Monday, November 2, 2015


When we talked about clouds and precipitation. We mentioned that when air is forced to rise, it expands and cools and water vapor is squeezed out of the air by the process of condensation. The moisture could take the form of dew, frost, fog, or precipitation.  We mentioned various places where air is forced to rise such as mountains, along fronts and in storms.  Another place air is forced to rise is in the doldrums.  This is an area of low pressure located near the equator of the earth. The northeast trade winds in the northern hemisphere converge with the southeast trades of the southern hemisphere.  Where these winds come together, the air is forced to rise. As a result, this is an area of heavy rainfall day after day.  This Doldrum-belt does shift during the year.  In the summertime it migrates about five degrees north of the equator.  During the autumn and spring season it is located very close to the equator and in the wintertime it migrates south of the equator.
Just the opposite, the horse latitude belt is where the northeast trade winds originate. Air flows away from the horse latitude belt.  At the same time, the south-westerlies originate from the horse latitude belt and flow away from the area.  As air flows away from the horse latitude belt, air must descend to take the place of the departing surface air.  Air is sinking, thus warming and no clouds or precipitation occur.  The horse latitude belt is located about 30 degrees north and south of the equator.  For the most part, this part of the earth is void of clouds, wind and precipitation.  In the early days, explorers had to lighten the loads on their ships because there was no wind to push them along.  Everything had to go overboard, even the horses they brought along for transportation in the new world.  As a result, this area became known as the horse latitudes.
Up at 60 degrees north there is another low- pressure area like the doldrums.  Here we see the convergence of the prevailing southwesterlies and the polar northeasterlies.  Again, as they converge air is forced to rise and an area of clouds and precipitation are formed.  This area is called the subpolar low area.  What is important is this, where the air is forced to rise, clouds and precipitation prevails and where air is sinking, there is little in the way of clouds or precipitation.

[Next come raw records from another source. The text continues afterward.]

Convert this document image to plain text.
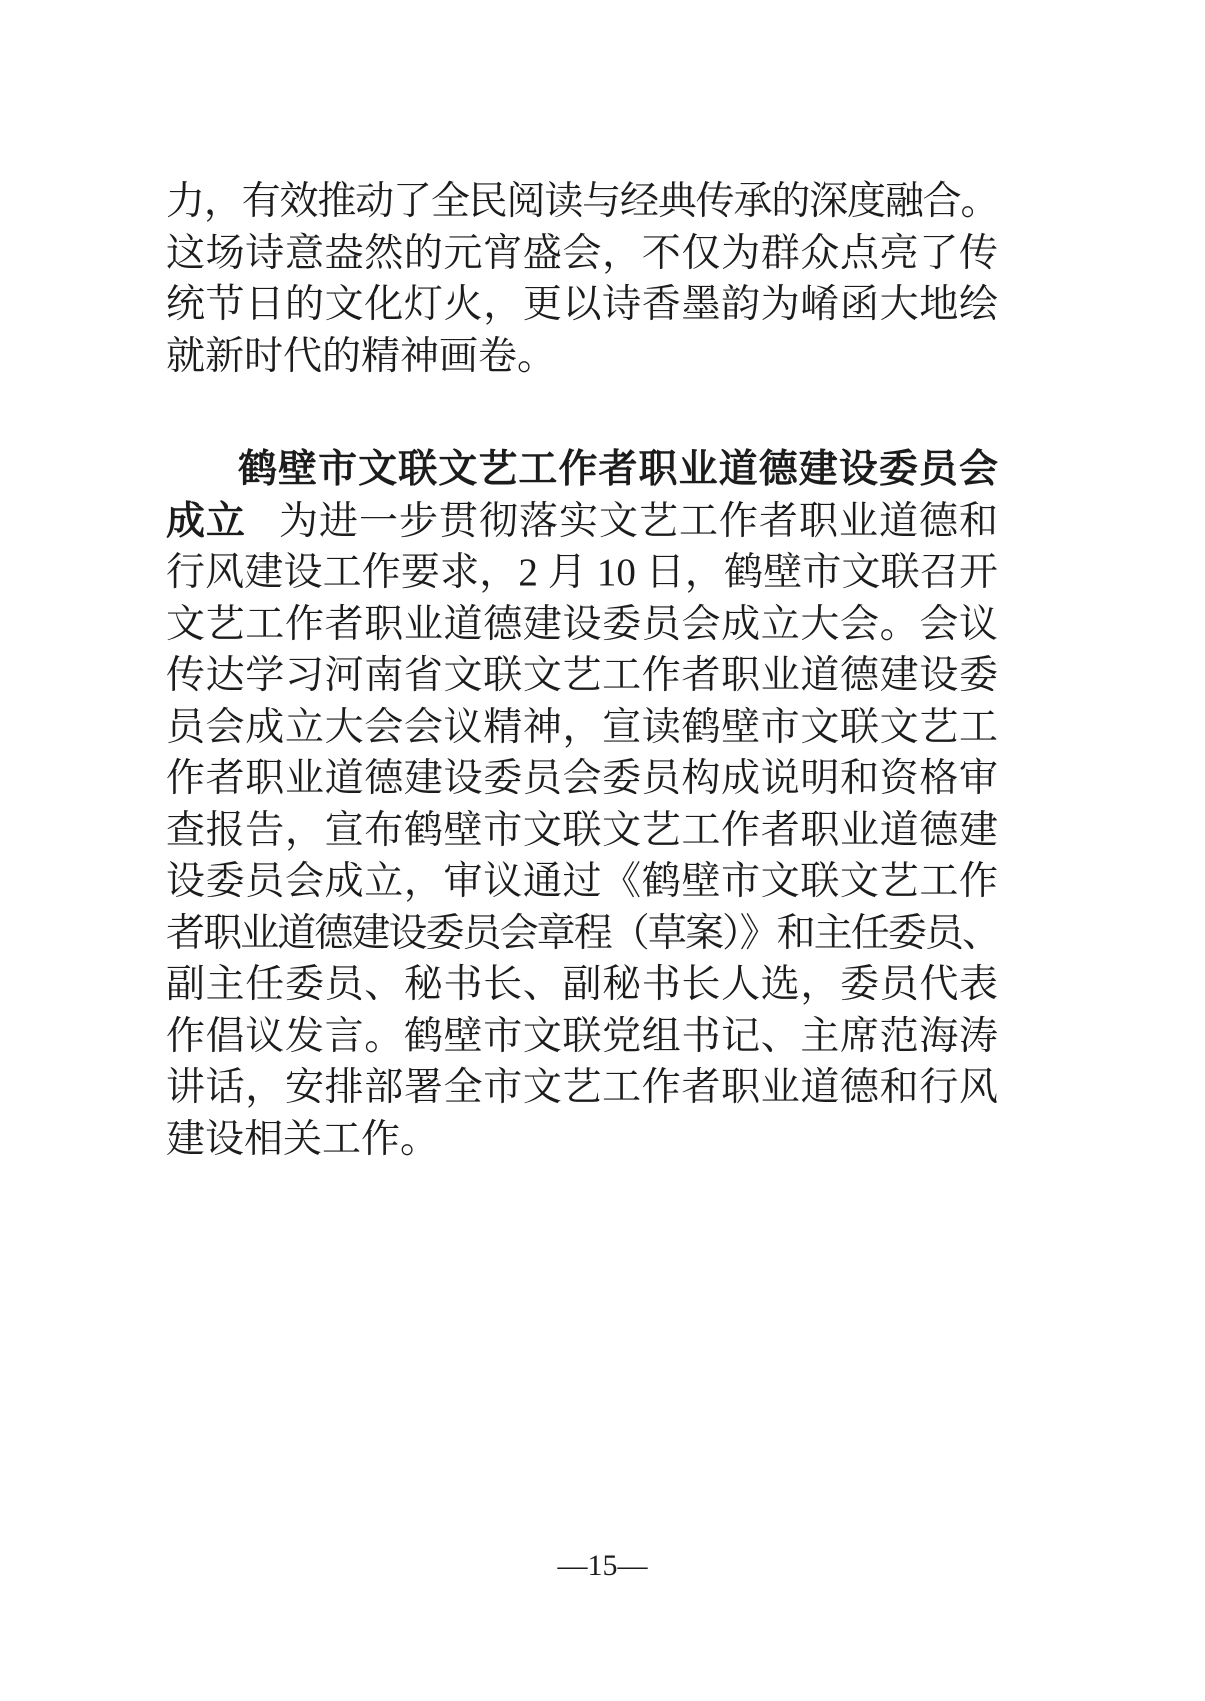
力，有效推动了全民阅读与经典传承的深度融合。
这场诗意盎然的元宵盛会，不仅为群众点亮了传
统节日的文化灯火，更以诗香墨韵为崤函大地绘
就新时代的精神画卷。
鹤壁市文联文艺工作者职业道德建设委员会
成立 为进一步贯彻落实文艺工作者职业道德和
行风建设工作要求，2 月 10 日，鹤壁市文联召开
文艺工作者职业道德建设委员会成立大会。会议
传达学习河南省文联文艺工作者职业道德建设委
员会成立大会会议精神，宣读鹤壁市文联文艺工
作者职业道德建设委员会委员构成说明和资格审
查报告，宣布鹤壁市文联文艺工作者职业道德建
设委员会成立，审议通过《鹤壁市文联文艺工作
者职业道德建设委员会章程（草案）》和主任委员、
副主任委员、秘书长、副秘书长人选，委员代表
作倡议发言。鹤壁市文联党组书记、主席范海涛
讲话，安排部署全市文艺工作者职业道德和行风
建设相关工作。
—15—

Now that we know where and why
Precipitation occurs, let’s look at the different forms of precipitation.  First, there is rain. This is described as drops of water falling from clouds at least a few thousand feet above the ground.  Very fine drops, called drizzle, falls from lower clouds such as stratus clouds. The classic snowflake consists of a six-sided crystal.  At very low temperatures snow may take the form of ice needles.  Sleet or ice pellets are formed when raindrops fall through below-freezing layers of air, solidifying into pellets of clear ice. Freezing rain forms when drops of rain come in contact with below-freezing surfaces on the ground.  This condition, if prolonged, may create an ice storm, causing hazardous driving conditions along with severe damage to trees, shrubs, and telephone and electric wires.  Finally, hail can be described as alternating layers of snow and ice that resemble an onion in structure.  Hailstones, oddly enough, are usually associated with severe summer thunderstorms and are rarely experienced during the winter.

The type of precipitation that strikes the ground depends on the vertical and thermal structure of

 the atmosphere. If the clouds are located completely in the cold air (below 32 degrees) then the temperature of the dew point will be below freezing and snow forms. As snow falls through the air and hits the ground, it does not melt since the ground temperature is also below freezing.  The snow is said to stick.

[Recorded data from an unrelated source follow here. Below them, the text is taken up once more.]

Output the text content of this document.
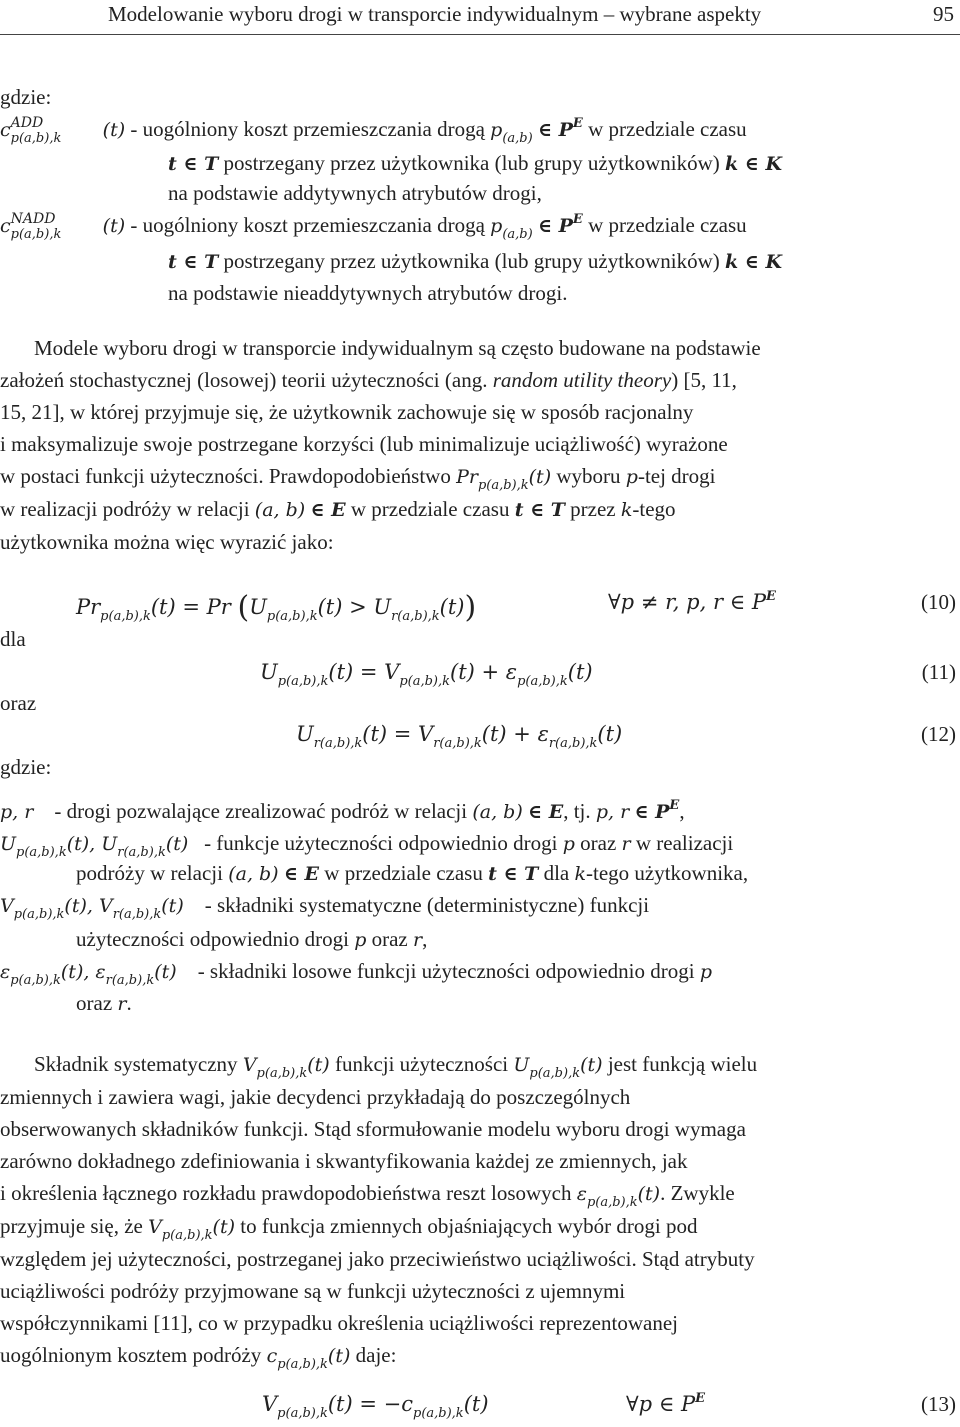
Modelowanie wyboru drogi w transporcie indywidualnym – wybrane aspekty	95
gdzie:
c ADD
p(a,b),k (t) - uogólniony koszt przemieszczania drogą $p_{(a,b)}$ ∈ $P^E$ w przedziale czasu
t ∈ T postrzegany przez użytkownika (lub grupy użytkowników) k ∈ K
na podstawie addytywnych atrybutów drogi,
c NADD
p(a,b),k (t) - uogólniony koszt przemieszczania drogą $p_{(a,b)}$ ∈ $P^E$ w przedziale czasu
t ∈ T postrzegany przez użytkownika (lub grupy użytkowników) k ∈ K
na podstawie nieaddytywnych atrybutów drogi.
Modele wyboru drogi w transporcie indywidualnym są często budowane na podstawie
założeń stochastycznej (losowej) teorii użyteczności (ang. random utility theory) [5, 11,
15, 21], w której przyjmuje się, że użytkownik zachowuje się w sposób racjonalny
i maksymalizuje swoje postrzegane korzyści (lub minimalizuje uciążliwość) wyrażone
w postaci funkcji użyteczności. Prawdopodobieństwo $Pr_{p(a,b),k}(t)$ wyboru p-tej drogi
w realizacji podróży w relacji (a, b) ∈ E w przedziale czasu t ∈ T przez k-tego
użytkownika można więc wyrazić jako:
$Pr_{p(a,b),k}(t) = Pr$ $(U_{p(a,b),k}(t) > U_{r(a,b),k}(t))$	∀p ≠ r, p, r ∈ $P^E$	(10)
dla
$U_{p(a,b),k}(t) = V_{p(a,b),k}(t) + \varepsilon_{p(a,b),k}(t)$	(11)
oraz
$U_{r(a,b),k}(t) = V_{r(a,b),k}(t) + \varepsilon_{r(a,b),k}(t)$	(12)
gdzie:
p, r - drogi pozwalające zrealizować podróż w relacji (a, b) ∈ E, tj. p, r ∈ $P^E$,
$U_{p(a,b),k}(t)$, $U_{r(a,b),k}(t)$ - funkcje użyteczności odpowiednio drogi p oraz r w realizacji
podróży w relacji (a, b) ∈ E w przedziale czasu t ∈ T dla k-tego użytkownika,
$V_{p(a,b),k}(t)$, $V_{r(a,b),k}(t)$ - składniki systematyczne (deterministyczne) funkcji
użyteczności odpowiednio drogi p oraz r,
$\varepsilon_{p(a,b),k}(t)$, $\varepsilon_{r(a,b),k}(t)$ - składniki losowe funkcji użyteczności odpowiednio drogi p
oraz r.
Składnik systematyczny $V_{p(a,b),k}(t)$ funkcji użyteczności $U_{p(a,b),k}(t)$ jest funkcją wielu
zmiennych i zawiera wagi, jakie decydenci przykładają do poszczególnych
obserwowanych składników funkcji. Stąd sformułowanie modelu wyboru drogi wymaga
zarówno dokładnego zdefiniowania i skwantyfikowania każdej ze zmiennych, jak
i określenia łącznego rozkładu prawdopodobieństwa reszt losowych $\varepsilon_{p(a,b),k}(t)$. Zwykle
przyjmuje się, że $V_{p(a,b),k}(t)$ to funkcja zmiennych objaśniających wybór drogi pod
względem jej użyteczności, postrzeganej jako przeciwieństwo uciążliwości. Stąd atrybuty
uciążliwości podróży przyjmowane są w funkcji użyteczności z ujemnymi
współczynnikami [11], co w przypadku określenia uciążliwości reprezentowanej
uogólnionym kosztem podróży $c_{p(a,b),k}(t)$ daje:
$V_{p(a,b),k}(t) = -c_{p(a,b),k}(t)$	∀p ∈ $P^E$	(13)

If the clouds are located both in the cold air and the warm air, then raindrops are formed in the warm air while snow is formed in the cold air.  As the raindrops fall into the colder air below, they eventually freeze and form solid pellets of ice which we call sleet or ice pellets. These pellets reach the ground as sleet, which some people mistakenly call hail. So, where the cloud is located in both warm air and cold air, we get a mixture of snow and sleet. If the entire cloud exists in above freezing warm air, no snowflakes can form, only raindrops.  If, however, the cold air below is thick enough, rain drops could form pellets of ice and sleet would form, however, if the cold air below the clouds is extremely shallow, then the rain drops will remain rain drops until they actually hit the ground.  If the ground temperature is below 32 degrees, then the rain freezes on contact with the ground, forming freezing rain or glaze.
What forms of precipitation hits the ground if the entire cloud is located in the warm air (above 32 degrees) and the surface temperature is also above 32 degrees?